Mark Twain: A Connecticut Yankee in King Arthur's Court

THE TALE OF THE LOST LAND
CHAPTER 18: IN THE QUEEN'S DUNGEONS (continued)

But for me, he never would have got out. Morgan le Fay hated him with her whole heart, and she never would have softened toward him. And yet his crime was committed more in thoughtlessness than deliberate depravity. He had said she had red hair. Well, she had; but that was no way to speak of it. When red-headed people are above a certain social grade their hair is auburn.

Consider it: among these forty-seven captives there were five whose names, offenses, and dates of incarceration were no longer known! One woman and four men--all bent, and wrinkled, and mind-extinguished patriarchs. They themselves had long ago forgotten these details; at any rate they had mere vague theories about them, nothing definite and nothing that they repeated twice in the same way. The succession of priests whose office it had been to pray daily with the captives and remind them that God had put them there, for some wise purpose or other, and teach them that patience, humbleness, and submission to oppression was what He loved to see in parties of a subordinate rank, had traditions about these poor old human ruins, but nothing more. These traditions went but little way, for they concerned the length of the incarceration only, and not the names of the offenses.
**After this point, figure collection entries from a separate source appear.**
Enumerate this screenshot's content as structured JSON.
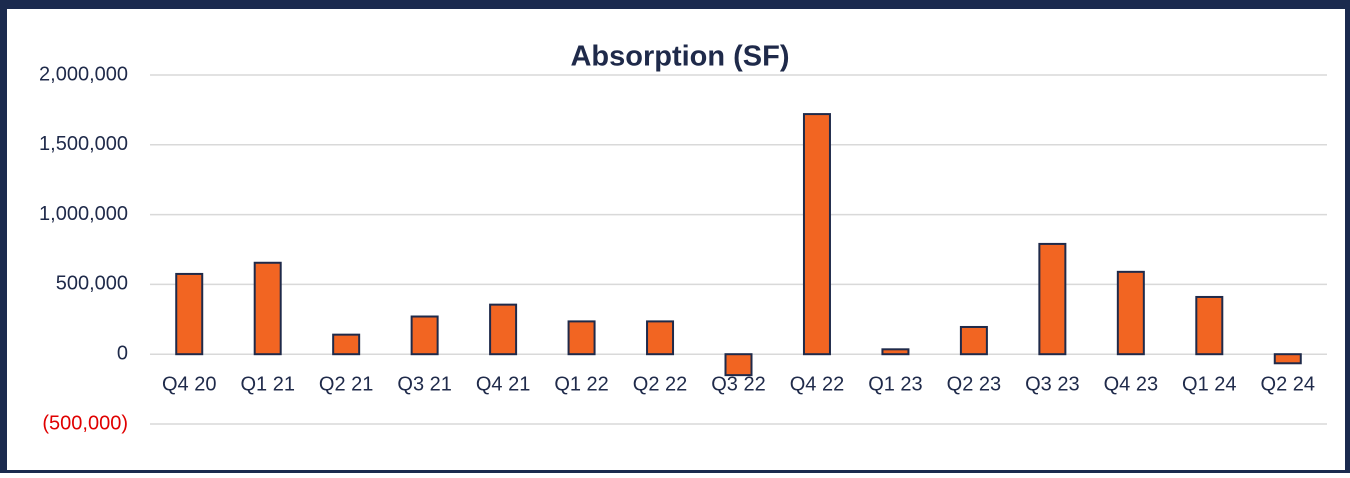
{
  "chart_data": {
    "type": "bar",
    "title": "Absorption (SF)",
    "categories": [
      "Q4 20",
      "Q1 21",
      "Q2 21",
      "Q3 21",
      "Q4 21",
      "Q1 22",
      "Q2 22",
      "Q3 22",
      "Q4 22",
      "Q1 23",
      "Q2 23",
      "Q3 23",
      "Q4 23",
      "Q1 24",
      "Q2 24"
    ],
    "values": [
      575000,
      655000,
      140000,
      270000,
      355000,
      235000,
      235000,
      -150000,
      1720000,
      35000,
      195000,
      790000,
      590000,
      410000,
      -65000
    ],
    "color": "#f26522",
    "edge_color": "#1f2a4a",
    "ylim": [
      -500000,
      2000000
    ],
    "yticks": [
      {
        "value": -500000,
        "label": "(500,000)"
      },
      0,
      {
        "value": 500000,
        "label": "500,000"
      },
      {
        "value": 1000000,
        "label": "1,000,000"
      },
      {
        "value": 1500000,
        "label": "1,500,000"
      },
      {
        "value": 2000000,
        "label": "2,000,000"
      }
    ],
    "negative_tick_color": "#e00000",
    "grid": true
  }
}
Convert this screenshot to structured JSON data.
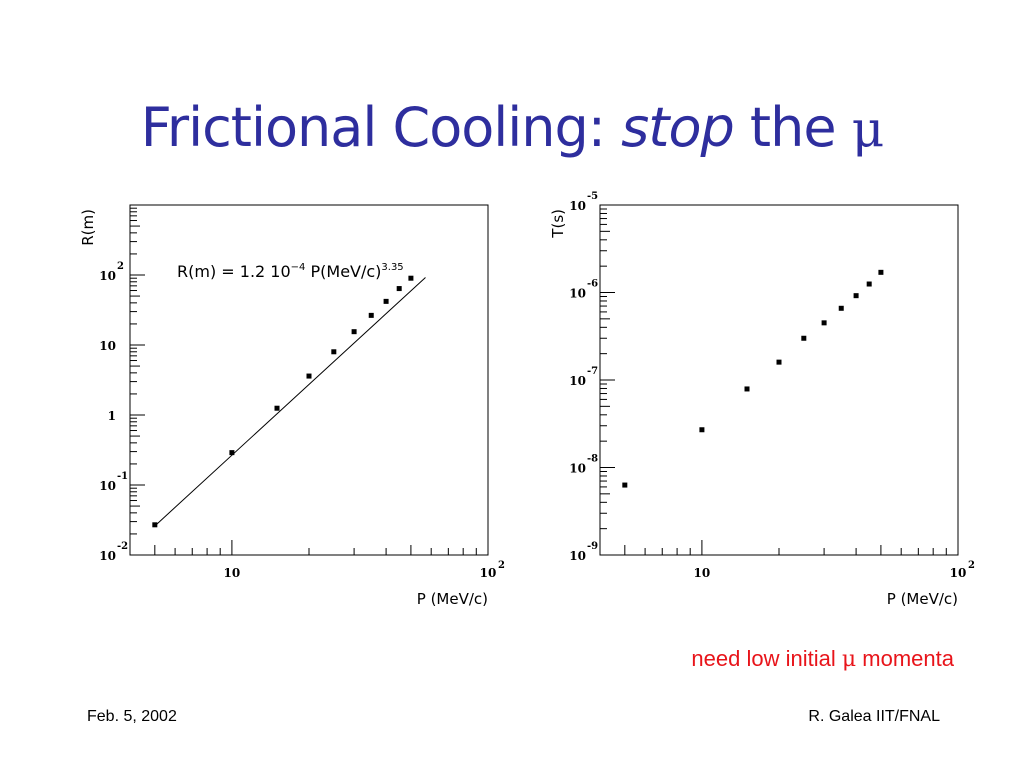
{
  "title": {
    "prefix": "Frictional Cooling: ",
    "emphasis": "stop",
    "middle": " the ",
    "symbol": "μ"
  },
  "note": {
    "prefix": "need low initial ",
    "symbol": "μ",
    "suffix": " momenta"
  },
  "footer": {
    "date": "Feb. 5, 2002",
    "author": "R. Galea IIT/FNAL"
  },
  "colors": {
    "title": "#2e2e9e",
    "note": "#e8141a",
    "axes": "#000000"
  },
  "chart_data": [
    {
      "type": "scatter",
      "scale": "log-log",
      "xlabel": "P (MeV/c)",
      "ylabel": "R(m)",
      "xlim": [
        4,
        100
      ],
      "ylim": [
        0.01,
        1000
      ],
      "x_ticks": [
        {
          "v": 10,
          "base": "10",
          "exp": ""
        },
        {
          "v": 100,
          "base": "10",
          "exp": "2"
        }
      ],
      "y_ticks": [
        {
          "v": 0.01,
          "base": "10",
          "exp": "-2"
        },
        {
          "v": 0.1,
          "base": "10",
          "exp": "-1"
        },
        {
          "v": 1,
          "base": "1",
          "exp": ""
        },
        {
          "v": 10,
          "base": "10",
          "exp": ""
        },
        {
          "v": 100,
          "base": "10",
          "exp": "2"
        }
      ],
      "annotation": {
        "text": "R(m) = 1.2 10",
        "exp1": "−4",
        "mid": " P(MeV/c)",
        "exp2": "3.35"
      },
      "fit": {
        "x": [
          5,
          57
        ],
        "y": [
          0.026,
          92
        ]
      },
      "series": [
        {
          "x": [
            5,
            10,
            15,
            20,
            25,
            30,
            35,
            40,
            45,
            50
          ],
          "y": [
            0.027,
            0.29,
            1.25,
            3.6,
            8.0,
            15.5,
            26.5,
            42,
            64,
            90
          ]
        }
      ]
    },
    {
      "type": "scatter",
      "scale": "log-log",
      "xlabel": "P (MeV/c)",
      "ylabel": "T(s)",
      "xlim": [
        4,
        100
      ],
      "ylim": [
        1e-09,
        1e-05
      ],
      "x_ticks": [
        {
          "v": 10,
          "base": "10",
          "exp": ""
        },
        {
          "v": 100,
          "base": "10",
          "exp": "2"
        }
      ],
      "y_ticks": [
        {
          "v": 1e-09,
          "base": "10",
          "exp": "-9"
        },
        {
          "v": 1e-08,
          "base": "10",
          "exp": "-8"
        },
        {
          "v": 1e-07,
          "base": "10",
          "exp": "-7"
        },
        {
          "v": 1e-06,
          "base": "10",
          "exp": "-6"
        },
        {
          "v": 1e-05,
          "base": "10",
          "exp": "-5"
        }
      ],
      "series": [
        {
          "x": [
            5,
            10,
            15,
            20,
            25,
            30,
            35,
            40,
            45,
            50
          ],
          "y": [
            6.3e-09,
            2.7e-08,
            7.9e-08,
            1.6e-07,
            3e-07,
            4.5e-07,
            6.6e-07,
            9.2e-07,
            1.25e-06,
            1.7e-06
          ]
        }
      ]
    }
  ]
}
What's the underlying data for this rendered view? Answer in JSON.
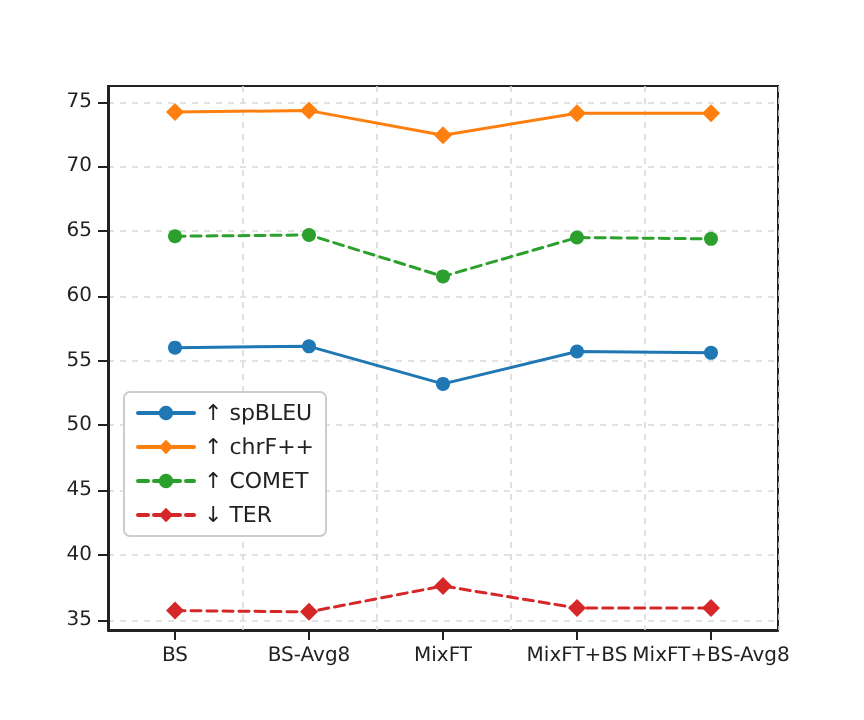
{
  "chart_data": {
    "type": "line",
    "categories": [
      "BS",
      "BS-Avg8",
      "MixFT",
      "MixFT+BS",
      "MixFT+BS-Avg8"
    ],
    "series": [
      {
        "name": "↑ spBLEU",
        "color": "#1f77b4",
        "marker": "circle",
        "line_style": "solid",
        "values": [
          56.0,
          56.1,
          53.2,
          55.7,
          55.6
        ]
      },
      {
        "name": "↑ chrF++",
        "color": "#ff7f0e",
        "marker": "diamond",
        "line_style": "solid",
        "values": [
          74.2,
          74.3,
          72.4,
          74.1,
          74.1
        ]
      },
      {
        "name": "↑ COMET",
        "color": "#2ca02c",
        "marker": "circle",
        "line_style": "dashed",
        "values": [
          64.6,
          64.7,
          61.5,
          64.5,
          64.4
        ]
      },
      {
        "name": "↓ TER",
        "color": "#d62728",
        "marker": "diamond",
        "line_style": "dashed",
        "values": [
          35.7,
          35.6,
          37.6,
          35.9,
          35.9
        ]
      }
    ],
    "ylim": [
      34.2,
      76.2
    ],
    "yticks": [
      35,
      40,
      45,
      50,
      55,
      60,
      65,
      70,
      75
    ],
    "grid": true,
    "legend": "left"
  }
}
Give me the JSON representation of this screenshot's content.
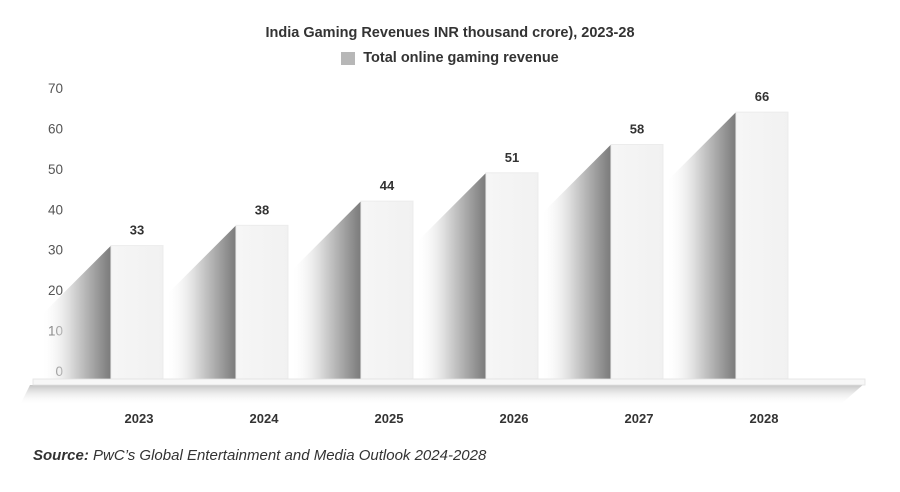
{
  "chart_data": {
    "type": "bar",
    "title": "India Gaming Revenues INR thousand crore), 2023-28",
    "legend": [
      {
        "label": "Total online gaming revenue",
        "color": "#b7b7b7"
      }
    ],
    "legend_position": "top-center",
    "categories": [
      "2023",
      "2024",
      "2025",
      "2026",
      "2027",
      "2028"
    ],
    "series": [
      {
        "name": "Total online gaming revenue",
        "values": [
          33,
          38,
          44,
          51,
          58,
          66
        ]
      }
    ],
    "xlabel": "",
    "ylabel": "",
    "ylim": [
      0,
      70
    ],
    "yticks": [
      "0",
      "10",
      "20",
      "30",
      "40",
      "50",
      "60",
      "70"
    ],
    "grid": false,
    "data_labels": [
      "33",
      "38",
      "44",
      "51",
      "58",
      "66"
    ]
  },
  "source": {
    "label": "Source:",
    "text": "PwC’s Global Entertainment and Media Outlook 2024-2028"
  }
}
And even by the help of tradition the only thing that could be proven was that none of the five had seen daylight for thirty-five years: how much longer this privation has lasted was not guessable. The king and the queen knew nothing about these poor creatures, except that they were heirlooms, assets inherited, along with the throne, from the former firm. Nothing of their history had been transmitted with their persons, and so the inheriting owners had considered them of no value, and had felt no interest in them. I said to the queen:

"Then why in the world didn't you set them free?"

The question was a puzzler. She didn't know why she hadn't, the thing had never come up in her mind. So here she was, forecasting the veritable history of future prisoners of the Castle d'If, without knowing it. It seemed plain to me now, that with her training, those inherited prisoners were merely property--nothing more, nothing less. Well, when we inherit property, it does not occur to us to throw it away, even when we do not value it.